A few years ago I enjoyed using Super Teacher Worksheets to print out supplemental school materials for Lauren to use on the days we were doing school in the car instead of at home. Once again, we were given the opportunity to use an Individual Membership so that I would have unlimited access to their vast amount of printables.
I know that when I find a new website full of teacher materials, I'm a bit overwhelmed with all that is available. Perhaps the best way to showcase what they offer is to simply show what Lauren has done over the past few weeks.

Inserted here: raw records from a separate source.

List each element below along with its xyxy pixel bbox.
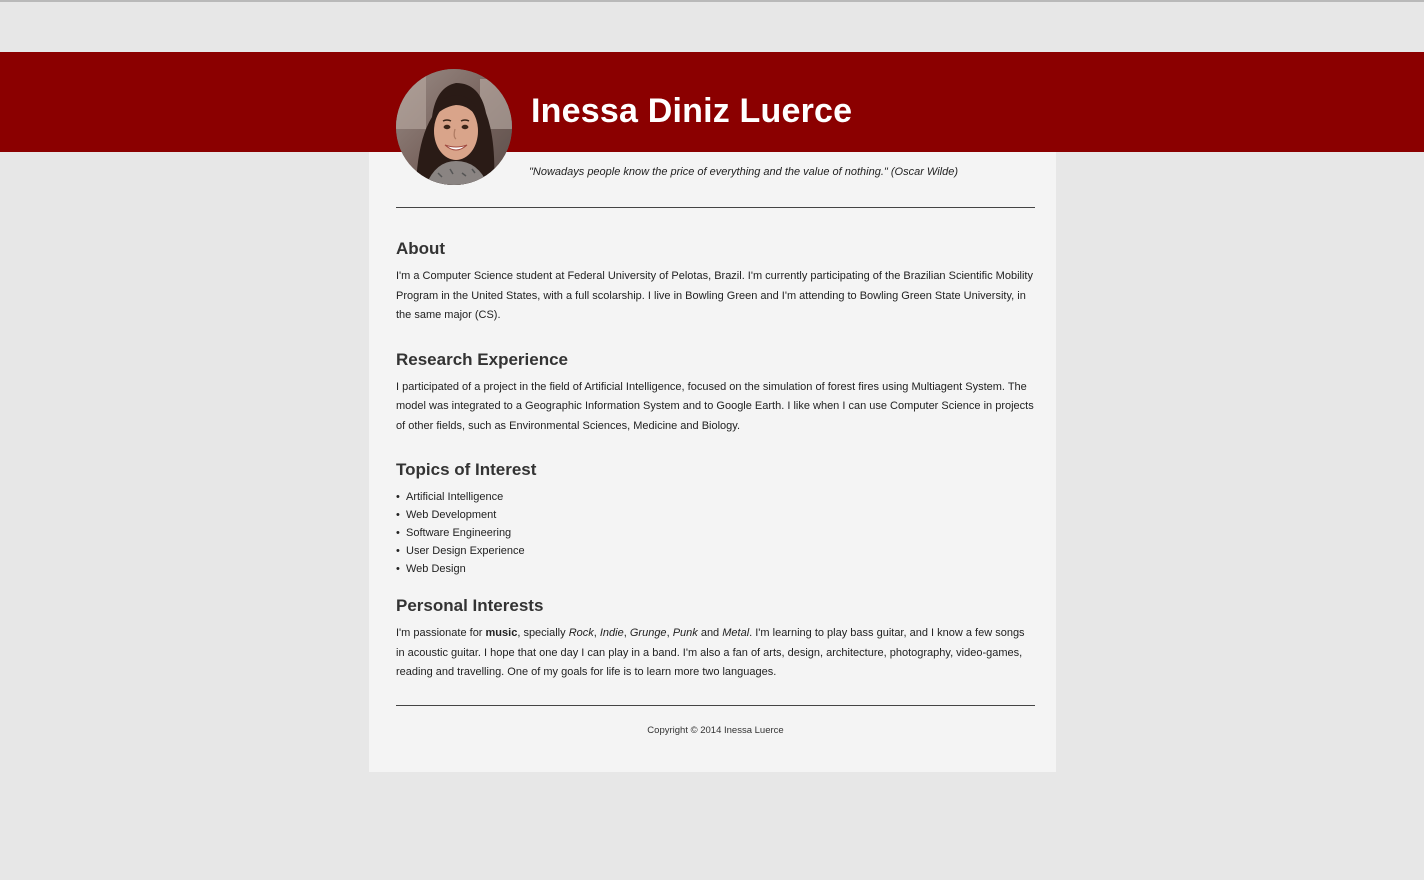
- profile-photo-icon: [396, 69, 512, 185]
- list-item: • User Design Experience: [396, 542, 1035, 560]
- genre-grunge: Grunge: [629, 627, 667, 639]
- about-section: About I'm a Computer Science student at …: [396, 238, 1035, 326]
- about-text: I'm a Computer Science student at Federa…: [396, 270, 1033, 321]
- research-section: Research Experience I participated of a …: [396, 349, 1035, 437]
- main-content: About I'm a Computer Science student at …: [396, 238, 1035, 706]
- separator: and: [697, 627, 723, 639]
- list-item: • Web Design: [396, 560, 1035, 578]
- topics-heading: Topics of Interest: [396, 460, 537, 479]
- topics-list: • Artificial Intelligence • Web Developmen…: [396, 488, 1035, 578]
- page-title: Inessa Diniz Luerce: [531, 92, 853, 130]
- bottom-divider: [396, 705, 1035, 706]
- personal-text-part: , specially: [517, 627, 569, 639]
- research-heading: Research Experience: [396, 349, 568, 369]
- topic-label: User Design Experience: [406, 545, 525, 557]
- topics-section: Topics of Interest • Artificial Intellige…: [396, 459, 1035, 578]
- header-quote: "Nowadays people know the price of every…: [529, 166, 958, 178]
- list-item: • Artificial Intelligence: [396, 488, 1035, 506]
- personal-text: I'm passionate for music, specially Rock…: [396, 624, 1035, 683]
- topic-label: Web Design: [406, 563, 466, 575]
- footer-copyright: Copyright © 2014 Inessa Luerce: [647, 725, 784, 736]
- topic-label: Web Development: [406, 509, 497, 521]
- bullet-icon: •: [396, 491, 400, 503]
- genre-rock: Rock: [568, 627, 594, 639]
- genre-metal: Metal: [722, 627, 750, 639]
- bullet-icon: •: [396, 563, 400, 575]
- browser-top-border: [0, 0, 1424, 2]
- list-item: • Software Engineering: [396, 524, 1035, 542]
- list-item: • Web Development: [396, 506, 1035, 524]
- genre-indie: Indie: [599, 627, 624, 639]
- personal-section: Personal Interests I'm passionate for mu…: [396, 595, 1035, 683]
- profile-photo: [396, 69, 512, 185]
- research-text: I participated of a project in the field…: [396, 380, 1034, 432]
- bullet-icon: •: [396, 509, 400, 521]
- top-divider: [396, 207, 1035, 208]
- personal-text-part: I'm passionate for: [396, 627, 486, 639]
- topic-label: Artificial Intelligence: [406, 491, 504, 503]
- bullet-icon: •: [396, 527, 400, 539]
- music-emphasis: music: [485, 627, 518, 639]
- genre-punk: Punk: [672, 627, 698, 639]
- about-heading: About: [396, 239, 446, 258]
- topic-label: Software Engineering: [406, 527, 512, 539]
- personal-heading: Personal Interests: [396, 596, 544, 615]
- bullet-icon: •: [396, 545, 400, 557]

The worksheets I used most often were the Reading Comprehension pages. They are organized by grade levels from 1st grade through 5th grade and then in a group for Middle School students. In the fifth grade section, there are more than 30 non-fiction articles. Lauren was recently finishing up a study of zoology for science, and I was able to print a handful of worksheets about various animals. I started with Brown Bears and Koala Bears because she's been a bit obsessed with her stuffed bear lately. ("Lauren, maybe you should read about bears so you can tell Berry more about real bears.")

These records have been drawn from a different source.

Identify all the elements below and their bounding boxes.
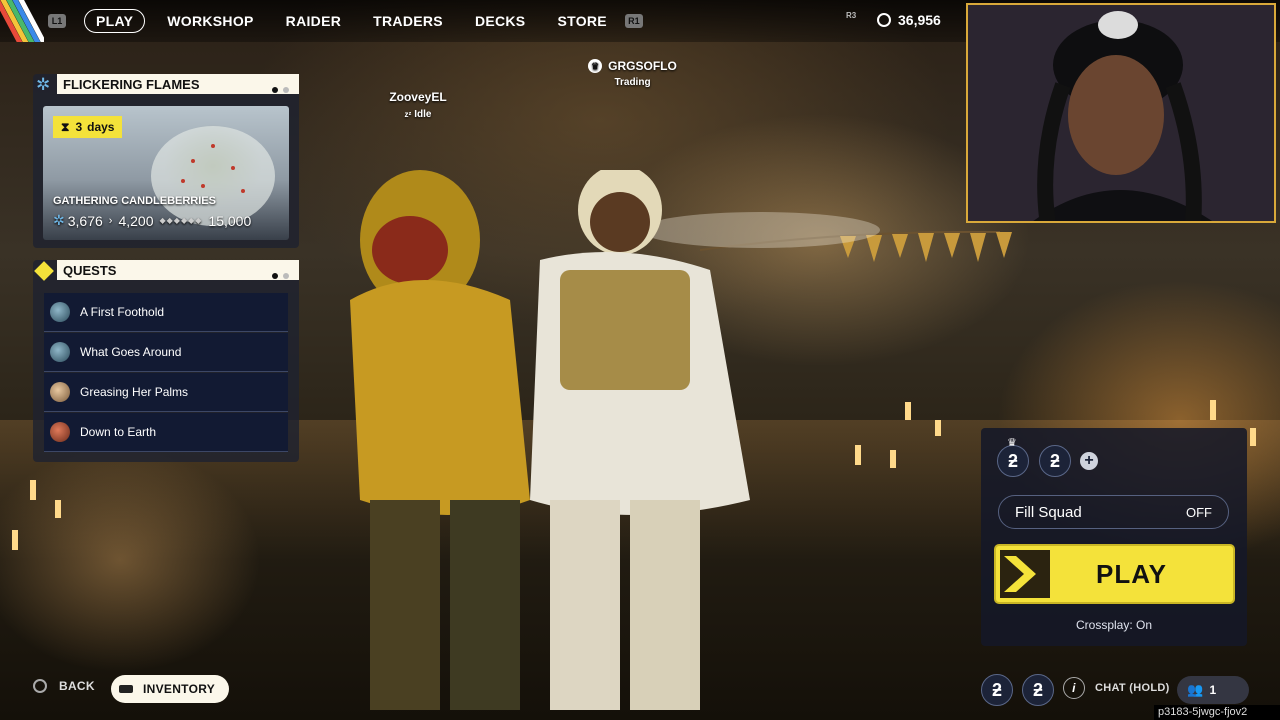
tab-workshop[interactable]: WORKSHOP xyxy=(167,13,253,29)
progress-current: 3,676 xyxy=(67,212,103,229)
tab-raider[interactable]: RAIDER xyxy=(286,13,341,29)
raider-emblem-icon: ƻ xyxy=(1049,450,1060,471)
days-count: 3 xyxy=(75,120,83,134)
raider-emblem-icon: ƻ xyxy=(1007,450,1018,471)
squad-member-slot[interactable]: ƻ xyxy=(1022,674,1054,706)
quest-item[interactable]: Greasing Her Palms xyxy=(44,373,288,412)
raider-emblem-icon: ƻ xyxy=(991,679,1002,700)
back-label: BACK xyxy=(59,679,95,693)
progress-max: 15,000 xyxy=(208,212,252,229)
quest-giver-avatar xyxy=(50,422,70,442)
crown-icon: ♛ xyxy=(1007,437,1017,449)
tab-store[interactable]: STORE xyxy=(557,13,606,29)
r3-button-hint: R3 xyxy=(846,11,857,20)
page-dots xyxy=(267,81,289,96)
fill-squad-label: Fill Squad xyxy=(1015,503,1082,521)
play-label: PLAY xyxy=(1096,558,1167,589)
event-title: FLICKERING FLAMES xyxy=(63,76,200,92)
progress-next: 4,200 xyxy=(118,212,154,229)
quest-item[interactable]: Down to Earth xyxy=(44,413,288,452)
squad-member-slot[interactable]: ƻ xyxy=(1039,445,1071,477)
player-status: Idle xyxy=(414,109,432,120)
raider-emblem-icon: ƻ xyxy=(1032,679,1043,700)
webcam-overlay xyxy=(966,3,1276,223)
gear-icon: ✲ xyxy=(36,75,51,94)
event-name: GATHERING CANDLEBERRIES xyxy=(53,195,216,207)
quest-giver-avatar xyxy=(50,302,70,322)
quest-giver-avatar xyxy=(50,342,70,362)
play-button[interactable]: PLAY xyxy=(996,546,1233,602)
tab-traders[interactable]: TRADERS xyxy=(373,13,443,29)
chevron-right-icon: › xyxy=(108,214,113,227)
back-button[interactable]: BACK xyxy=(33,679,95,693)
friends-count: 1 xyxy=(1209,683,1217,697)
l1-button-hint[interactable]: L1 xyxy=(48,14,66,28)
hourglass-icon: ⧗ xyxy=(61,119,70,134)
event-card[interactable]: ⧗ 3 days GATHERING CANDLEBERRIES ✲ 3,676… xyxy=(43,106,289,240)
quest-diamond-icon xyxy=(34,261,54,281)
inventory-button[interactable]: INVENTORY xyxy=(111,675,230,703)
tab-play[interactable]: PLAY xyxy=(84,9,146,33)
quests-panel: QUESTS A First Foothold What Goes Around… xyxy=(33,260,299,462)
squad-panel: ƻ ♛ ƻ + Fill Squad OFF PLAY Crossplay: O… xyxy=(981,428,1247,646)
chat-button[interactable]: i CHAT (HOLD) xyxy=(1063,677,1170,699)
sleep-icon: zᶻ xyxy=(404,110,412,119)
player-name: ZooveyEL xyxy=(389,90,447,104)
quest-label: Greasing Her Palms xyxy=(80,385,189,399)
coin-icon xyxy=(877,13,891,27)
chat-label: CHAT (HOLD) xyxy=(1095,682,1170,694)
streamer-video xyxy=(968,5,1274,221)
circle-button-icon xyxy=(33,679,47,693)
quest-item[interactable]: A First Foothold xyxy=(44,293,288,332)
add-squad-member-icon[interactable]: + xyxy=(1080,452,1098,470)
player-status: Trading xyxy=(614,77,651,88)
r1-button-hint[interactable]: R1 xyxy=(624,14,643,28)
crossplay-status: Crossplay: On xyxy=(1075,618,1153,632)
player-tag[interactable]: ZooveyEL zᶻ Idle xyxy=(378,90,458,120)
gear-icon: ✲ xyxy=(53,212,65,228)
squad-member-leader[interactable]: ƻ xyxy=(981,674,1013,706)
quest-giver-avatar xyxy=(50,382,70,402)
play-arrow-icon xyxy=(1000,550,1050,598)
inventory-label: INVENTORY xyxy=(143,682,216,696)
days-unit: days xyxy=(87,120,115,134)
fill-squad-value: OFF xyxy=(1186,504,1212,520)
player-name: GRGSOFLO xyxy=(608,59,677,73)
page-dots xyxy=(267,267,289,282)
currency-value: 36,956 xyxy=(898,12,941,28)
tab-decks[interactable]: DECKS xyxy=(475,13,526,29)
friends-button[interactable]: 👥 1 xyxy=(1177,676,1249,704)
quest-label: What Goes Around xyxy=(80,345,182,359)
fill-squad-toggle[interactable]: Fill Squad OFF xyxy=(998,495,1229,529)
timer-badge: ⧗ 3 days xyxy=(53,116,123,138)
quest-label: Down to Earth xyxy=(80,425,157,439)
info-icon: i xyxy=(1063,677,1085,699)
player-tag[interactable]: ♛ GRGSOFLO Trading xyxy=(585,59,680,88)
character-gold-suit xyxy=(350,170,750,710)
progress-dots: ◆◆◆◆◆◆ xyxy=(159,216,203,225)
quest-label: A First Foothold xyxy=(80,305,165,319)
crown-icon: ♛ xyxy=(588,59,603,73)
session-id: p3183-5jwgc-fjov2 xyxy=(1154,705,1280,720)
event-panel[interactable]: ✲ FLICKERING FLAMES ⧗ 3 days GATHERING C… xyxy=(33,74,299,248)
brand-stripes xyxy=(0,0,44,42)
event-progress: ✲ 3,676 › 4,200 ◆◆◆◆◆◆ 15,000 xyxy=(53,212,251,229)
squad-member-leader[interactable]: ƻ xyxy=(997,445,1029,477)
quest-item[interactable]: What Goes Around xyxy=(44,333,288,372)
friends-icon: 👥 xyxy=(1187,682,1204,697)
quests-title: QUESTS xyxy=(63,262,117,278)
touchpad-icon xyxy=(119,685,133,693)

This worksheet package was seven pages long. The initial information was two pages long and then there were three pages for the student to complete. The last two pages were an answer key.
The reading comprehension questions contained a mixture of fact-based and inference-based questions:
In this particular set of worksheets, new vocabulary words were practiced using a matching type-exercise. Lauren did other topics that used multiple choice or fill-in-the-blank questions to reinforce the meanings of new words in the passage.

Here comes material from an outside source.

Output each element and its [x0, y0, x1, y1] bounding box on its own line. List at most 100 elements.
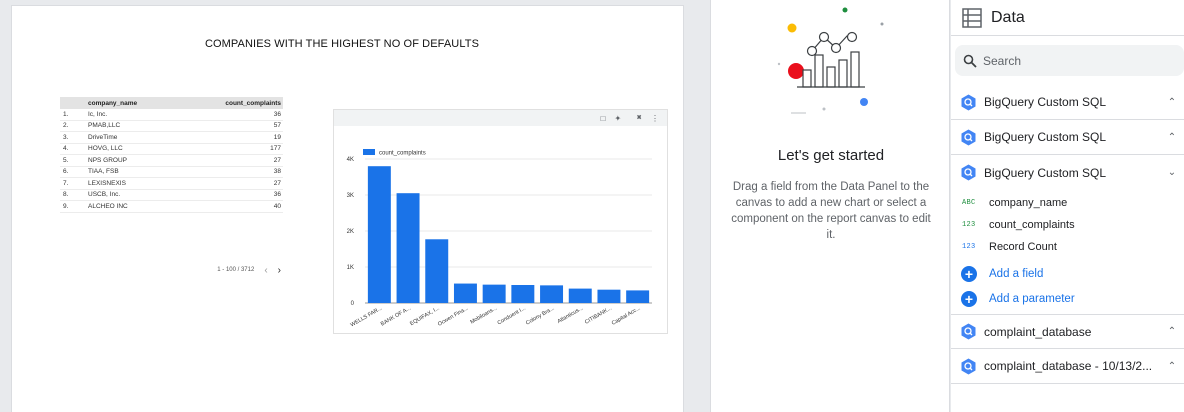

As you can tell, I'm primarily using Super Teacher Worksheets to fill my need for both reading comprehension activities and science materials that supplement her regular curriculum. I also used Super Teacher Worksheets to encourage Lauren to learn a bit more about things outside of assigned school topics.
For instance, when hurricanes landed in both Texas and Florida recently, I printed out a packet about hurricanes and added it to her assignments. It was ten pages long and included basic hurricane information, the five categories of hurricanes, how hurricanes are named, safety tips, and more. Lauren's favorite questions was this one which required her to apply facts she learned earlier in the packet. (If you're curious, hurricanes did not have boy names until 1979.)
In the next few weeks, Lauren will begin studying Rocks and Minerals for this year's Science Olympiad competition. I'm excited that I found several new resources for her to use.
The first one is a reading comprehension activity similar to the ones she's done about animals or hurricanes or human body parts. The second one looks to be a lot more fun -- a Rocks and Minerals scavenger hunt. She won't actually be finding rock samples on the hunt, but she will use the clue cards she finds hidden around our house to answer questions on the corresponding worksheet.